Rob can whip up a mean omelet. An egg-based one, though. He did not feel that this version warranted being christened as a vegan omelet, as is. He has vowed to tinker with the recipe, to make it more akin to a traditional omelet.
Until then, I couldn’t wait to share the recipe with you because it was really tasty just the way it is. Whatever name you want to attach to it. Besan Chilla, it is for now, with the wonderful black salt. Wonderful for breakfast, or as a light lunch. Mix things up with your favourite spices and vegetables. Serve as is, with chutney on the side, or as a side to a more complete meal with Indian dishes.
I follow a lot of food blogs. When I started to use Google Reader, maybe only 6 months ago or so, somehow I effortlessly started reading more and more food blogs. My last count was 232 subscriptions (eek!).

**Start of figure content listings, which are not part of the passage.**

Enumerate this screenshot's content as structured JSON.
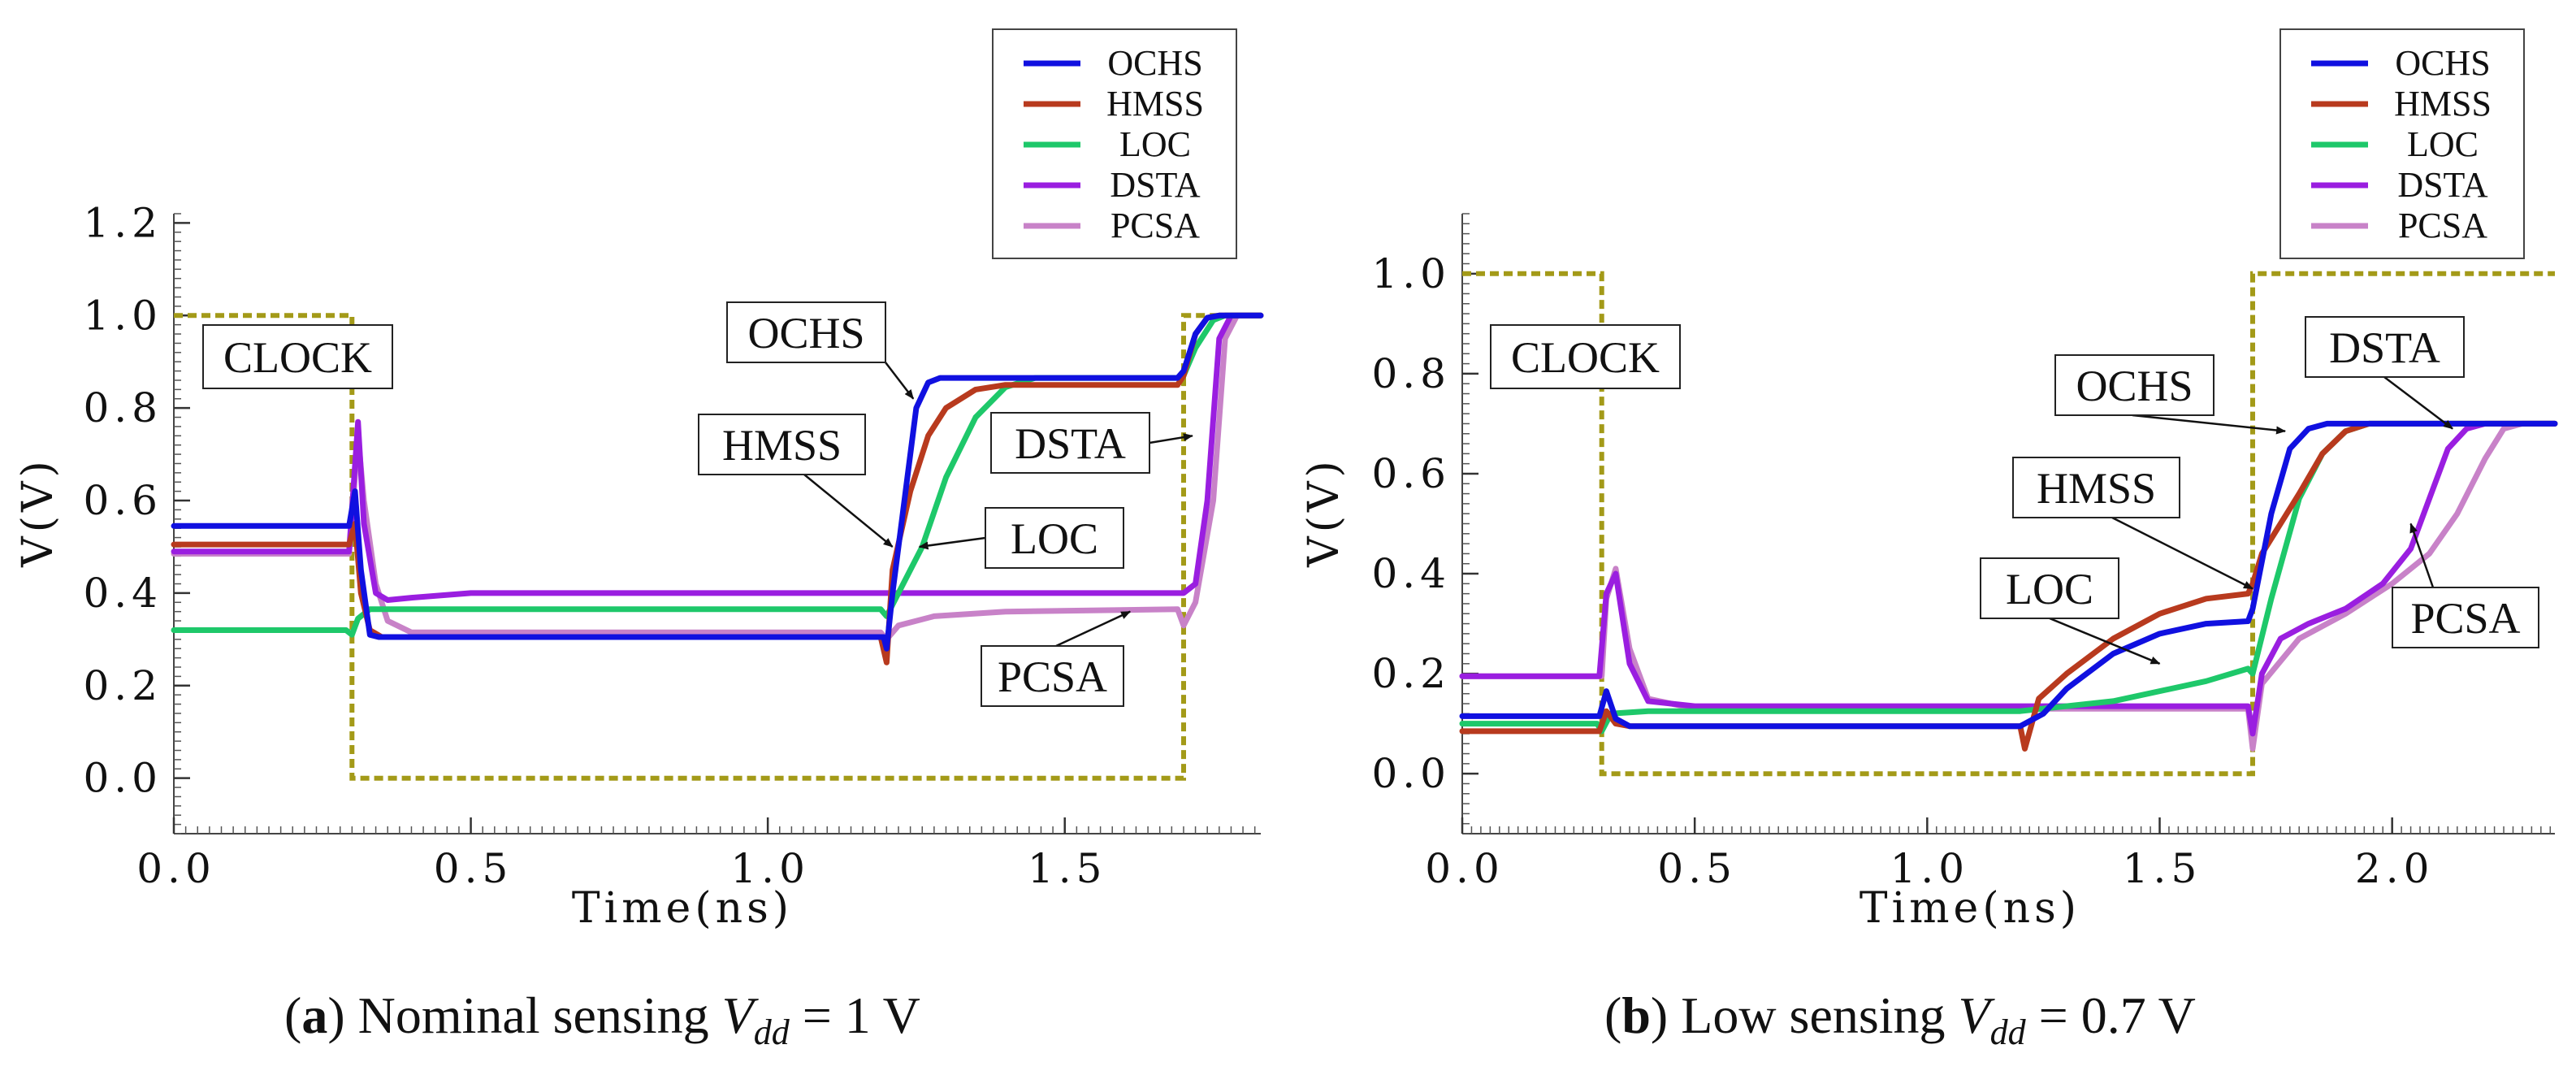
{
  "chart_data": [
    {
      "type": "line",
      "panel_label": "a",
      "caption_text": "Nominal sensing",
      "caption_var": "V",
      "caption_sub": "dd",
      "caption_value": "= 1 V",
      "xlabel": "Time(ns)",
      "ylabel": "V(V)",
      "xlim": [
        0,
        1.83
      ],
      "ylim": [
        -0.12,
        1.22
      ],
      "xticks": [
        0.0,
        0.5,
        1.0,
        1.5
      ],
      "xtick_labels": [
        "0.0",
        "0.5",
        "1.0",
        "1.5"
      ],
      "yticks": [
        0.0,
        0.2,
        0.4,
        0.6,
        0.8,
        1.0,
        1.2
      ],
      "ytick_labels": [
        "0.0",
        "0.2",
        "0.4",
        "0.6",
        "0.8",
        "1.0",
        "1.2"
      ],
      "legend": [
        "OCHS",
        "HMSS",
        "LOC",
        "DSTA",
        "PCSA"
      ],
      "legend_position": "top-right",
      "clock": {
        "name": "CLOCK",
        "color": "#a39a18",
        "x": [
          0,
          0.3,
          0.3,
          1.7,
          1.7,
          1.83
        ],
        "y": [
          1.0,
          1.0,
          0.0,
          0.0,
          1.0,
          1.0
        ]
      },
      "series": [
        {
          "name": "OCHS",
          "color": "#1010e0",
          "x": [
            0,
            0.295,
            0.305,
            0.315,
            0.33,
            0.345,
            0.5,
            1.0,
            1.195,
            1.2,
            1.21,
            1.23,
            1.25,
            1.27,
            1.29,
            1.35,
            1.69,
            1.7,
            1.72,
            1.74,
            1.76,
            1.83
          ],
          "y": [
            0.545,
            0.545,
            0.62,
            0.45,
            0.31,
            0.305,
            0.305,
            0.305,
            0.305,
            0.28,
            0.4,
            0.6,
            0.8,
            0.855,
            0.865,
            0.865,
            0.865,
            0.88,
            0.96,
            0.995,
            1.0,
            1.0
          ]
        },
        {
          "name": "HMSS",
          "color": "#b83a1e",
          "x": [
            0,
            0.295,
            0.305,
            0.315,
            0.33,
            0.35,
            0.5,
            1.0,
            1.19,
            1.2,
            1.21,
            1.24,
            1.27,
            1.3,
            1.35,
            1.4,
            1.69,
            1.7,
            1.72,
            1.74,
            1.76,
            1.83
          ],
          "y": [
            0.505,
            0.505,
            0.55,
            0.4,
            0.32,
            0.305,
            0.305,
            0.305,
            0.305,
            0.25,
            0.45,
            0.62,
            0.74,
            0.8,
            0.84,
            0.85,
            0.85,
            0.87,
            0.96,
            0.995,
            1.0,
            1.0
          ]
        },
        {
          "name": "LOC",
          "color": "#1ec86a",
          "x": [
            0,
            0.29,
            0.3,
            0.31,
            0.33,
            0.4,
            1.0,
            1.19,
            1.2,
            1.22,
            1.26,
            1.3,
            1.35,
            1.4,
            1.45,
            1.69,
            1.7,
            1.72,
            1.75,
            1.77,
            1.83
          ],
          "y": [
            0.32,
            0.32,
            0.31,
            0.345,
            0.365,
            0.365,
            0.365,
            0.365,
            0.35,
            0.4,
            0.5,
            0.65,
            0.78,
            0.845,
            0.865,
            0.865,
            0.87,
            0.93,
            0.99,
            1.0,
            1.0
          ]
        },
        {
          "name": "DSTA",
          "color": "#9a1ee0",
          "x": [
            0,
            0.295,
            0.31,
            0.32,
            0.34,
            0.36,
            0.4,
            0.5,
            1.7,
            1.72,
            1.74,
            1.76,
            1.78,
            1.83
          ],
          "y": [
            0.49,
            0.49,
            0.77,
            0.55,
            0.4,
            0.385,
            0.39,
            0.4,
            0.4,
            0.42,
            0.6,
            0.95,
            1.0,
            1.0
          ]
        },
        {
          "name": "PCSA",
          "color": "#c882c8",
          "x": [
            0,
            0.295,
            0.31,
            0.32,
            0.34,
            0.36,
            0.4,
            1.19,
            1.2,
            1.22,
            1.28,
            1.4,
            1.69,
            1.7,
            1.72,
            1.75,
            1.77,
            1.79,
            1.83
          ],
          "y": [
            0.485,
            0.485,
            0.74,
            0.6,
            0.42,
            0.34,
            0.315,
            0.315,
            0.3,
            0.33,
            0.35,
            0.36,
            0.365,
            0.33,
            0.38,
            0.6,
            0.95,
            1.0,
            1.0
          ]
        }
      ],
      "annotations": [
        {
          "text": "CLOCK",
          "arrow_to": null
        },
        {
          "text": "OCHS",
          "arrow_to": [
            1.245,
            0.82
          ]
        },
        {
          "text": "HMSS",
          "arrow_to": [
            1.21,
            0.5
          ]
        },
        {
          "text": "DSTA",
          "arrow_to": [
            1.715,
            0.74
          ]
        },
        {
          "text": "LOC",
          "arrow_to": [
            1.255,
            0.5
          ]
        },
        {
          "text": "PCSA",
          "arrow_to": [
            1.61,
            0.36
          ]
        }
      ]
    },
    {
      "type": "line",
      "panel_label": "b",
      "caption_text": "Low sensing",
      "caption_var": "V",
      "caption_sub": "dd",
      "caption_value": "= 0.7 V",
      "xlabel": "Time(ns)",
      "ylabel": "V(V)",
      "xlim": [
        0,
        2.35
      ],
      "ylim": [
        -0.12,
        1.12
      ],
      "xticks": [
        0.0,
        0.5,
        1.0,
        1.5,
        2.0
      ],
      "xtick_labels": [
        "0.0",
        "0.5",
        "1.0",
        "1.5",
        "2.0"
      ],
      "yticks": [
        0.0,
        0.2,
        0.4,
        0.6,
        0.8,
        1.0
      ],
      "ytick_labels": [
        "0.0",
        "0.2",
        "0.4",
        "0.6",
        "0.8",
        "1.0"
      ],
      "legend": [
        "OCHS",
        "HMSS",
        "LOC",
        "DSTA",
        "PCSA"
      ],
      "legend_position": "top-right",
      "clock": {
        "name": "CLOCK",
        "color": "#a39a18",
        "x": [
          0,
          0.3,
          0.3,
          1.7,
          1.7,
          2.35
        ],
        "y": [
          1.0,
          1.0,
          0.0,
          0.0,
          1.0,
          1.0
        ]
      },
      "series": [
        {
          "name": "OCHS",
          "color": "#1010e0",
          "x": [
            0,
            0.295,
            0.31,
            0.33,
            0.36,
            1.2,
            1.25,
            1.3,
            1.4,
            1.5,
            1.6,
            1.69,
            1.7,
            1.74,
            1.78,
            1.82,
            1.86,
            1.9,
            2.35
          ],
          "y": [
            0.115,
            0.115,
            0.165,
            0.11,
            0.095,
            0.095,
            0.12,
            0.17,
            0.24,
            0.28,
            0.3,
            0.305,
            0.33,
            0.52,
            0.65,
            0.69,
            0.7,
            0.7,
            0.7
          ]
        },
        {
          "name": "HMSS",
          "color": "#b83a1e",
          "x": [
            0,
            0.295,
            0.31,
            0.33,
            0.36,
            1.2,
            1.21,
            1.24,
            1.3,
            1.4,
            1.5,
            1.6,
            1.69,
            1.7,
            1.72,
            1.76,
            1.8,
            1.85,
            1.9,
            1.95,
            2.35
          ],
          "y": [
            0.085,
            0.085,
            0.125,
            0.1,
            0.095,
            0.095,
            0.05,
            0.15,
            0.2,
            0.27,
            0.32,
            0.35,
            0.36,
            0.38,
            0.44,
            0.5,
            0.56,
            0.64,
            0.685,
            0.7,
            0.7
          ]
        },
        {
          "name": "LOC",
          "color": "#1ec86a",
          "x": [
            0,
            0.29,
            0.3,
            0.32,
            0.4,
            1.2,
            1.4,
            1.6,
            1.69,
            1.7,
            1.74,
            1.8,
            1.85,
            1.9,
            1.95,
            2.0,
            2.35
          ],
          "y": [
            0.1,
            0.1,
            0.085,
            0.12,
            0.125,
            0.125,
            0.145,
            0.185,
            0.21,
            0.2,
            0.35,
            0.55,
            0.64,
            0.685,
            0.7,
            0.7,
            0.7
          ]
        },
        {
          "name": "DSTA",
          "color": "#9a1ee0",
          "x": [
            0,
            0.295,
            0.31,
            0.33,
            0.36,
            0.4,
            0.5,
            1.69,
            1.7,
            1.72,
            1.76,
            1.82,
            1.9,
            1.98,
            2.04,
            2.08,
            2.12,
            2.16,
            2.2,
            2.35
          ],
          "y": [
            0.195,
            0.195,
            0.36,
            0.4,
            0.22,
            0.145,
            0.135,
            0.135,
            0.08,
            0.2,
            0.27,
            0.3,
            0.33,
            0.38,
            0.45,
            0.55,
            0.65,
            0.69,
            0.7,
            0.7
          ]
        },
        {
          "name": "PCSA",
          "color": "#c882c8",
          "x": [
            0,
            0.3,
            0.31,
            0.33,
            0.36,
            0.4,
            0.5,
            1.69,
            1.7,
            1.72,
            1.8,
            1.9,
            2.0,
            2.08,
            2.14,
            2.2,
            2.24,
            2.28,
            2.35
          ],
          "y": [
            0.195,
            0.195,
            0.35,
            0.41,
            0.25,
            0.15,
            0.13,
            0.13,
            0.05,
            0.18,
            0.27,
            0.32,
            0.38,
            0.44,
            0.52,
            0.63,
            0.69,
            0.7,
            0.7
          ]
        }
      ],
      "annotations": [
        {
          "text": "CLOCK",
          "arrow_to": null
        },
        {
          "text": "OCHS",
          "arrow_to": [
            1.77,
            0.685
          ]
        },
        {
          "text": "DSTA",
          "arrow_to": [
            2.13,
            0.69
          ]
        },
        {
          "text": "HMSS",
          "arrow_to": [
            1.7,
            0.37
          ]
        },
        {
          "text": "LOC",
          "arrow_to": [
            1.5,
            0.22
          ]
        },
        {
          "text": "PCSA",
          "arrow_to": [
            2.04,
            0.5
          ]
        }
      ]
    }
  ]
}
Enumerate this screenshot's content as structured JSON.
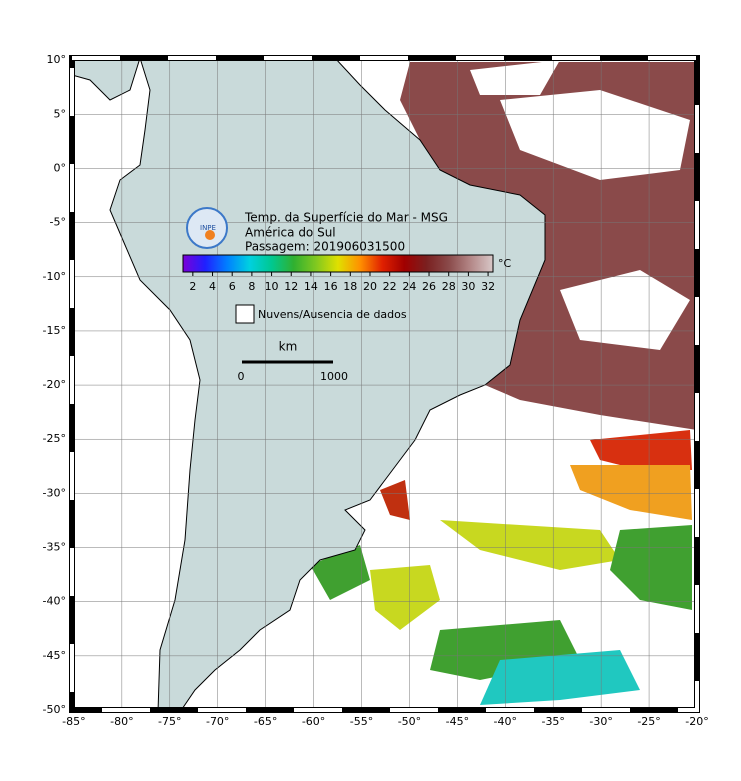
{
  "title": {
    "line1": "Temp. da Superfície do Mar - MSG",
    "line2": "América do Sul",
    "line3": "Passagem: 201906031500"
  },
  "logo": "INPE",
  "colorbar": {
    "unit": "°C",
    "range": [
      1,
      32.5
    ],
    "ticks": [
      2,
      4,
      6,
      8,
      10,
      12,
      14,
      16,
      18,
      20,
      22,
      24,
      26,
      28,
      30,
      32
    ],
    "colors": [
      "#7a00d8",
      "#2020ff",
      "#0080ff",
      "#00d0e0",
      "#00c890",
      "#30b030",
      "#80c820",
      "#e0e000",
      "#ff9000",
      "#e02000",
      "#a00000",
      "#7a2020",
      "#8a4a4a",
      "#b48888",
      "#d8c8c8"
    ]
  },
  "legend": {
    "label": "Nuvens/Ausencia de dados"
  },
  "scale_bar": {
    "unit": "km",
    "start": 0,
    "end": 1000
  },
  "axes": {
    "lon_range": [
      -85.2,
      -20
    ],
    "lat_range": [
      10.2,
      -50
    ],
    "lon_ticks": [
      {
        "value": -85,
        "label": "-85°"
      },
      {
        "value": -80,
        "label": "-80°"
      },
      {
        "value": -75,
        "label": "-75°"
      },
      {
        "value": -70,
        "label": "-70°"
      },
      {
        "value": -65,
        "label": "-65°"
      },
      {
        "value": -60,
        "label": "-60°"
      },
      {
        "value": -55,
        "label": "-55°"
      },
      {
        "value": -50,
        "label": "-50°"
      },
      {
        "value": -45,
        "label": "-45°"
      },
      {
        "value": -40,
        "label": "-40°"
      },
      {
        "value": -35,
        "label": "-35°"
      },
      {
        "value": -30,
        "label": "-30°"
      },
      {
        "value": -25,
        "label": "-25°"
      },
      {
        "value": -20,
        "label": "-20°"
      }
    ],
    "lat_ticks": [
      {
        "value": 10,
        "label": "10°"
      },
      {
        "value": 5,
        "label": "5°"
      },
      {
        "value": 0,
        "label": "0°"
      },
      {
        "value": -5,
        "label": "-5°"
      },
      {
        "value": -10,
        "label": "-10°"
      },
      {
        "value": -15,
        "label": "-15°"
      },
      {
        "value": -20,
        "label": "-20°"
      },
      {
        "value": -25,
        "label": "-25°"
      },
      {
        "value": -30,
        "label": "-30°"
      },
      {
        "value": -35,
        "label": "-35°"
      },
      {
        "value": -40,
        "label": "-40°"
      },
      {
        "value": -45,
        "label": "-45°"
      },
      {
        "value": -50,
        "label": "-50°"
      }
    ]
  }
}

I read blogs for many different reasons: to be inspired by the recipes or techniques; to learn more about ingredients or different ethnic cuisines; and lately to open my culinary repertoire into vegan (and raw) cooking.
Some blogs post tried-and-true recipes, and maybe it is just my poor luck, but sometimes I get lackluster results from other bloggers. It might seem like I have been ragging on her alot recently, I actually adore Angela’s positive message on Oh She Glows. I just haven’t had too much luck with her recipes. I find her overnight oats a bit too liquidy for me, her split pea and spinach soup and white bean pesto dip underflavoured and more recently, her tahini-avocado chickpea salad also lacked spunk. Nothing that I couldn’t fix myself, but you just know you will have to continually assess the dish at every step.
Like a mouse drawn blindly to cheese, I am still tempted by her recipes. I want to give her the benefit of the doubt, because I know we share some similar tastes. While I haven’t tried her version, I also adore the Creamy Broccoli Dal from Vegan Yum Yum. I just have to do a lot of tweaking to follow her recipes.
With this in mind, I assessed her Lightened Up Protein Power Goddess Bowl with caution, despite the many positive reviews in the comments. It looked like a wonderful clean-your-fridge recipe, but I knew I wanted to load it up with vegetables. I scaled back the lentils and swapped the spelt berries for bulgur. I doubled the vegetables, used leek instead of onion, added in 2 red bell peppers, some snow peas, tomato and spinach. Because I adore lemon, I increased the lemon flavour by adding in the zest from the lemons as well. With less grains and beans, but more vegetables, I kept the same amount of dressing. Finally, an adapted OSG’s recipe worthy to share!
Here, a zippy creamy sauce is simmered with the vegetable medley that is speckled with lentils. The black lentils hold their shape well, as do the French du Puy lentils, which would also work great here. Green lentils would also work ok. I was lucky to have a leftover leek waiting in the fridge, but onions or shallots could also be used. For the vegetables, pick your favourites but I liked that the fresh tomatoes, with their juices, deglazed the pan nicely. Serve with your choice of grain, mixed into the skillet or served on the side.